Ciderius is an extinct genus of jawless fish from the family Euphaneropidae, being the oldest known member of the family. It is known from the Lower Silurian Fish Bed Formation of Scotland, and the genus name is derived from cider, due to its resemblance to a bottle, a barrel and a pair of apples when flattened.

== Discovery and naming ==
The earliest discovered specimens belonging to Ciderius were discovered during the early 20th century, and the genus is known exclusively from several outcrops of the Fish Bed Formation.

The holotype is MAB 6000, a complete specimen in the collections of the Oertijdmuseum De Groene Poort. Other specimens are known, including the paratypes MAB 6001-6004. The holotype and paratypes were discovered with the aid of David John Cooper in the Central Lowlands, Scotland.

The species Ciderius cooperi was named by Gambit van der Brugghen in 2015. Several hundred specimens were described, although most are fragmentary.

== Description ==
The known remains of Ciderius suggest it grew up to at least 15 cm long, and the specimens also preserved soft tissues.

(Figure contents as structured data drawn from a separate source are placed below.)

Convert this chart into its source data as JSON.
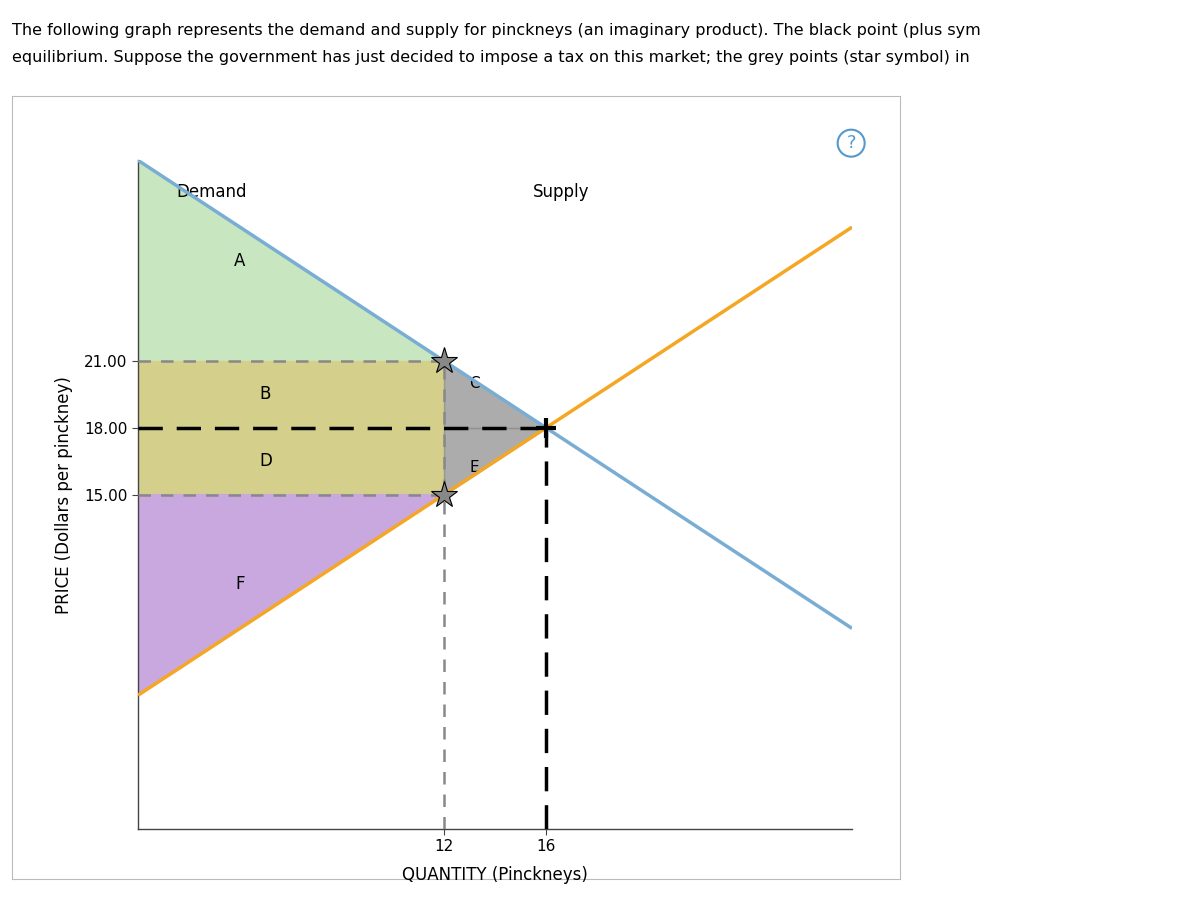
{
  "title_line1": "The following graph represents the demand and supply for pinckneys (an imaginary product). The black point (plus sym",
  "title_line2": "equilibrium. Suppose the government has just decided to impose a tax on this market; the grey points (star symbol) in",
  "demand_intercept": 30,
  "demand_slope": -0.75,
  "supply_intercept": 6,
  "supply_slope": 0.75,
  "equilibrium_Q": 16,
  "equilibrium_P": 18,
  "tax_Q": 12,
  "tax_P_high": 21,
  "tax_P_low": 15,
  "xmin": 0,
  "xmax": 28,
  "ymin": 0,
  "ymax": 30,
  "demand_color": "#7aadd4",
  "supply_color": "#f5a623",
  "region_A_color": "#c8e6c0",
  "region_BCDE_color": "#d4cf8a",
  "region_CE_color": "#909090",
  "region_F_color": "#c9a8e0",
  "xlabel": "QUANTITY (Pinckneys)",
  "ylabel": "PRICE (Dollars per pinckney)",
  "demand_label": "Demand",
  "supply_label": "Supply",
  "price_ticks": [
    15.0,
    18.0,
    21.0
  ],
  "qty_ticks": [
    12,
    16
  ],
  "label_A": "A",
  "label_B": "B",
  "label_C": "C",
  "label_D": "D",
  "label_E": "E",
  "label_F": "F"
}
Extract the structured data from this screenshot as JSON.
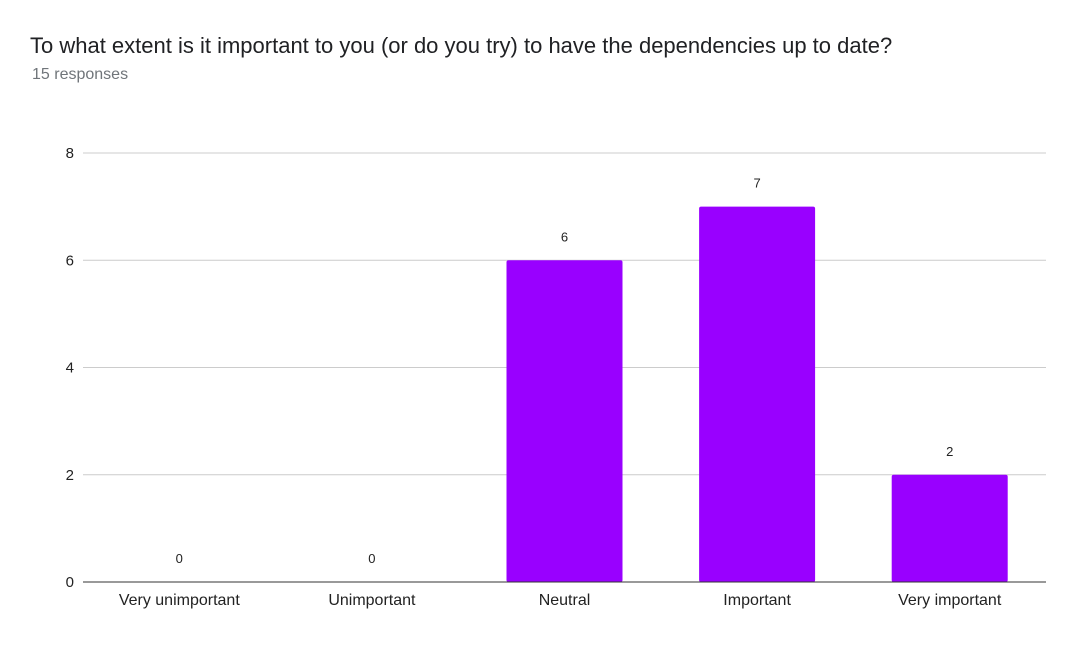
{
  "header": {
    "title": "To what extent is it important to you (or do you try) to have the dependencies up to date?",
    "responses": "15 responses"
  },
  "chart_data": {
    "type": "bar",
    "categories": [
      "Very unimportant",
      "Unimportant",
      "Neutral",
      "Important",
      "Very important"
    ],
    "values": [
      0,
      0,
      6,
      7,
      2
    ],
    "data_labels": [
      "0",
      "0",
      "6",
      "7",
      "2"
    ],
    "title": "To what extent is it important to you (or do you try) to have the dependencies up to date?",
    "xlabel": "",
    "ylabel": "",
    "ylim": [
      0,
      8
    ],
    "yticks": [
      0,
      2,
      4,
      6,
      8
    ],
    "grid": true,
    "legend": "none",
    "bar_color": "#9900ff"
  }
}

The head of Ciderius was sectioned into three parts, and it likely possessed sclerotic rings. It also had a 'visceral cavity' similar to Euphanerops. The only parts of the animal that were not preserved in a lateral aspect were skin impressions, traces of fins and the head region.

== Classification ==
van der Brugghen (2015) classified Ciderius as the oldest known member of the Euphaneropidae, a family of jawless fishes.